The Securities and Exchange Commission reached a settlement with a crypto firm with ties to the White House in order to resolve a yearslong case against them, a move that has been criticized by a current SEC commissioner appointed by President Donald Trump who said it “undermines the SEC” and is “not a settlement [she] can support.”
The agreement, as laid out in court, would allow the company — Ripple Labs — to recover most of a $125 million fine previously imposed on them, but still pay a significant portion.
Specifically, the agreement would have Ripple pay $50 million to the SEC, but the rest of the $125 million — which is currently being held in an escrow account — would return to the company, saving them approximately $75 million. The agreement would also vacate an injunction barring the company from committing further violations.
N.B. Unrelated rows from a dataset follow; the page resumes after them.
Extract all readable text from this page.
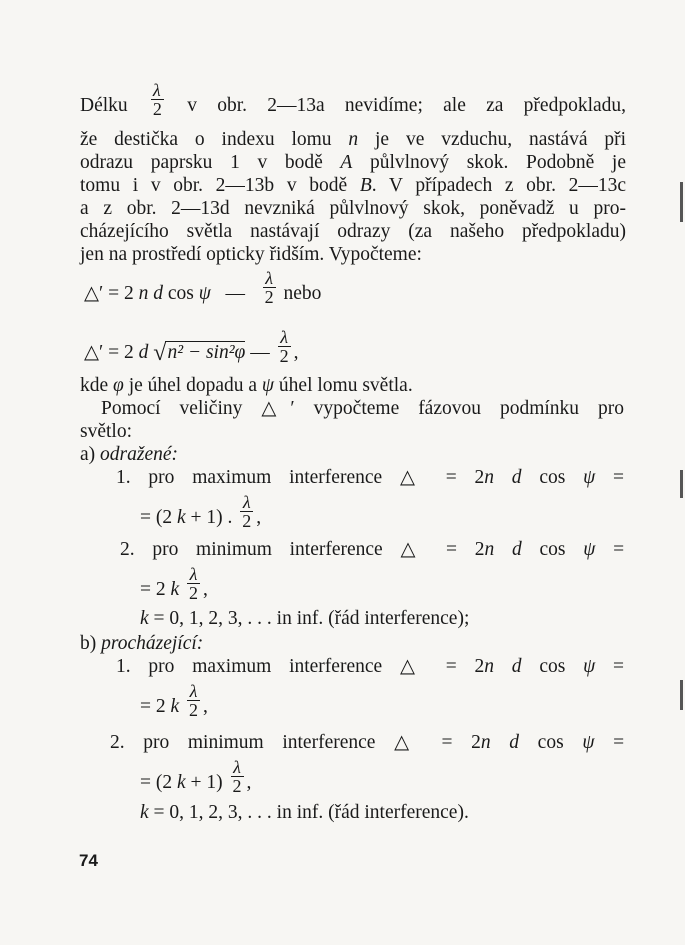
Délku $\frac{\lambda}{2}$ v obr. 2—13a nevidíme; ale za předpokladu,
že destička o indexu lomu n je ve vzduchu, nastává při
odrazu paprsku 1 v bodě A půlvlnový skok. Podobně je
tomu i v obr. 2—13b v bodě B. V případech z obr. 2—13c
a z obr. 2—13d nevzniká půlvlnový skok, poněvadž u pro-
cházejícího světla nastávají odrazy (za našeho předpokladu)
jen na prostředí opticky řidším. Vypočteme:
△′ = 2 n d cos ψ — $\frac{\lambda}{2}$ nebo
△′ = 2 d √n² − sin²φ — $\frac{\lambda}{2}$ ,
kde φ je úhel dopadu a ψ úhel lomu světla.
Pomocí veličiny △′ vypočteme fázovou podmínku pro
světlo:
a) odražené:
1. pro maximum interference △ = 2n d cos ψ =
= (2 k + 1) . $\frac{\lambda}{2}$ ,
2. pro minimum interference △ = 2n d cos ψ =
= 2 k $\frac{\lambda}{2}$ ,
k = 0, 1, 2, 3, . . . in inf. (řád interference);
b) procházející:
1. pro maximum interference △ = 2n d cos ψ =
= 2 k $\frac{\lambda}{2}$ ,
2. pro minimum interference △ = 2n d cos ψ =
= (2 $k + 1) \frac{\lambda}{2}$ ,
k = 0, 1, 2, 3, . . . in inf. (řád interference).
74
The settlement asks the court to grant the joint request to dissolve the injunction against Ripple and return the funds according to the agreement. The court now needs to approve the settlement, and then the parties will move to the higher courts to seek dismissal of their appeals, including Ripple’s appeal of the fine.
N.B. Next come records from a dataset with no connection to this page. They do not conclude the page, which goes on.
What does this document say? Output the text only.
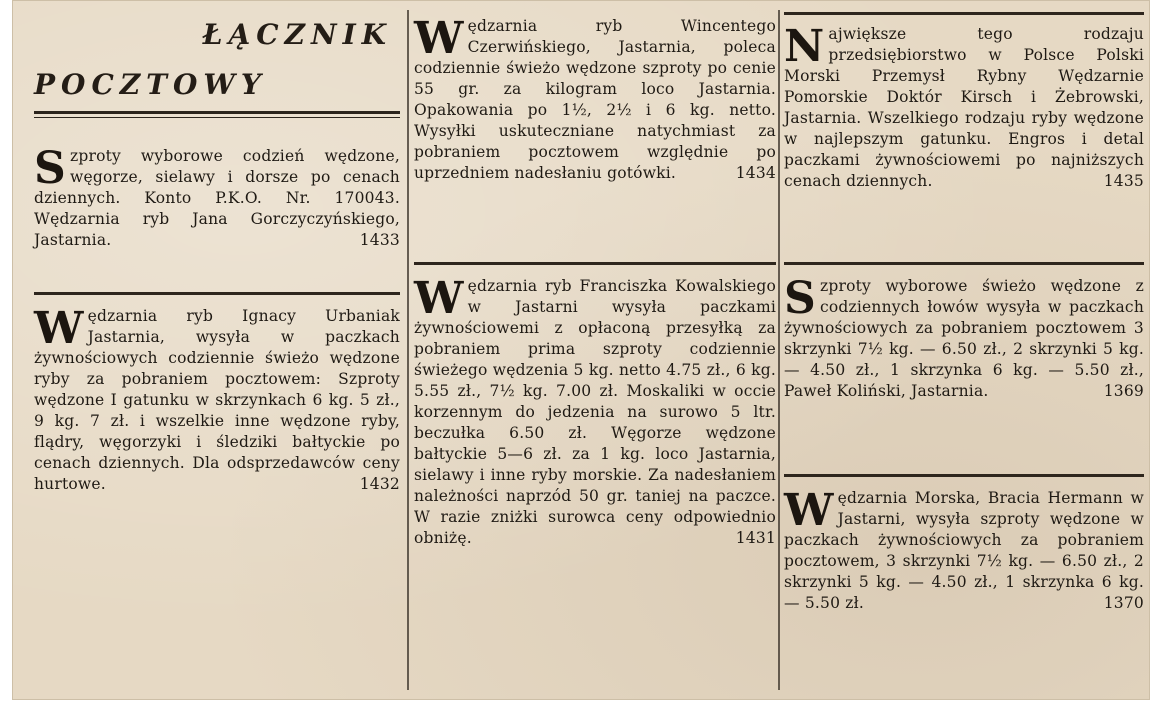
ŁĄCZNIK
POCZTOWY
S zproty wyborowe codzień wędzone, węgorze, sielawy i dorsze po cenach dziennych. Konto P.K.O. Nr. 170043. Wędzarnia ryb Jana Gorczyczyńskiego, Jastarnia.	1433
W ędzarnia ryb Ignacy Urbaniak Jastarnia, wysyła w paczkach żywnościowych codziennie świeżo wędzone ryby za pobraniem pocztowem: Szproty wędzone I gatunku w skrzynkach 6 kg. 5 zł., 9 kg. 7 zł. i wszelkie inne wędzone ryby, flądry, węgorzyki i śledziki bałtyckie po cenach dziennych. Dla odsprzedawców ceny hurtowe.	1432
W ędzarnia ryb Wincentego Czerwińskiego, Jastarnia, poleca codziennie świeżo wędzone szproty po cenie 55 gr. za kilogram loco Jastarnia. Opakowania po 1½, 2½ i 6 kg. netto. Wysyłki uskuteczniane natychmiast za pobraniem pocztowem względnie po uprzedniem nadesłaniu gotówki.	1434
W ędzarnia ryb Franciszka Kowalskiego w Jastarni wysyła paczkami żywnościowemi z opłaconą przesyłką za pobraniem prima szproty codziennie świeżego wędzenia 5 kg. netto 4.75 zł., 6 kg. 5.55 zł., 7½ kg. 7.00 zł. Moskaliki w occie korzennym do jedzenia na surowo 5 ltr. beczułka 6.50 zł. Węgorze wędzone bałtyckie 5—6 zł. za 1 kg. loco Jastarnia, sielawy i inne ryby morskie. Za nadesłaniem należności naprzód 50 gr. taniej na paczce. W razie zniżki surowca ceny odpowiednio obniżę.	1431
N ajwiększe tego rodzaju przedsiębiorstwo w Polsce Polski Morski Przemysł Rybny Wędzarnie Pomorskie Doktór Kirsch i Żebrowski, Jastarnia. Wszelkiego rodzaju ryby wędzone w najlepszym gatunku. Engros i detal paczkami żywnościowemi po najniższych cenach dziennych.	1435
S zproty wyborowe świeżo wędzone z codziennych łowów wysyła w paczkach żywnościowych za pobraniem pocztowem 3 skrzynki 7½ kg. — 6.50 zł., 2 skrzynki 5 kg. — 4.50 zł., 1 skrzynka 6 kg. — 5.50 zł., Paweł Koliński, Jastarnia.	1369
W ędzarnia Morska, Bracia Hermann w Jastarni, wysyła szproty wędzone w paczkach żywnościowych za pobraniem pocztowem, 3 skrzynki 7½ kg. — 6.50 zł., 2 skrzynki 5 kg. — 4.50 zł., 1 skrzynka 6 kg. — 5.50 zł.	1370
In a statement, SEC Commissioner Caroline Crenshaw said, “This is not a settlement I can support” and urged the court to reject it.
Crenshaw, a Democrat, was appointed commissioner by Trump during his first term and was unanimously confirmed by the Senate in 2020. Her term expired in 2024, but she was renominated by former President Joe Biden. Commissioners can serve up to 18 months after their terms end.
The Ripple (XRP) logo seen displayed on a smartphone.
Rafael Henrique/SOPA Images/Sipa USA via AP
Crenshaw, in her statement, said the settlement does a “tremendous disservice” to the public and said it goes hand in hand with what she says has been the “programmatic disassembly of the SEC’s crypto enforcement program.”
“Our agency is, I fear, worried that the appellate court would issue a sound ruling that agreed with the legal arguments already laid out by the Commission,” she wrote. “That would undermine the agency’s new apparent mission of dismantling our crypto enforcement program and eroding investor protections.”
Ripple donated $5 million to Trump’s inaugural committee, sources previously told ABC News, and its CEO, Brad Garlinghouse, posted a photo after meeting with Trump in January. Garlinghouse also attended Trump’s “crypto summit” at the White House earlier this year.
Garlinghouse had previously called the resolution “a victory – and a long overdue surrender by the SEC.”
The SEC’s case had been going on for over four years. In December 2020 — while Trump was still in office — the SEC sued Ripple and two executives for violating securities laws when they raised $1.4 billion through the sale of XRP crypto tokens.
A federal judge handed Ripple a landmark legal victory in 2023 when she ruled that the publicly sold tokens did not constitute a security, though she still fined the company $125 million because the tokens should have been sold to institutional investors. The SEC had appealed, then later dropped that ruling in March.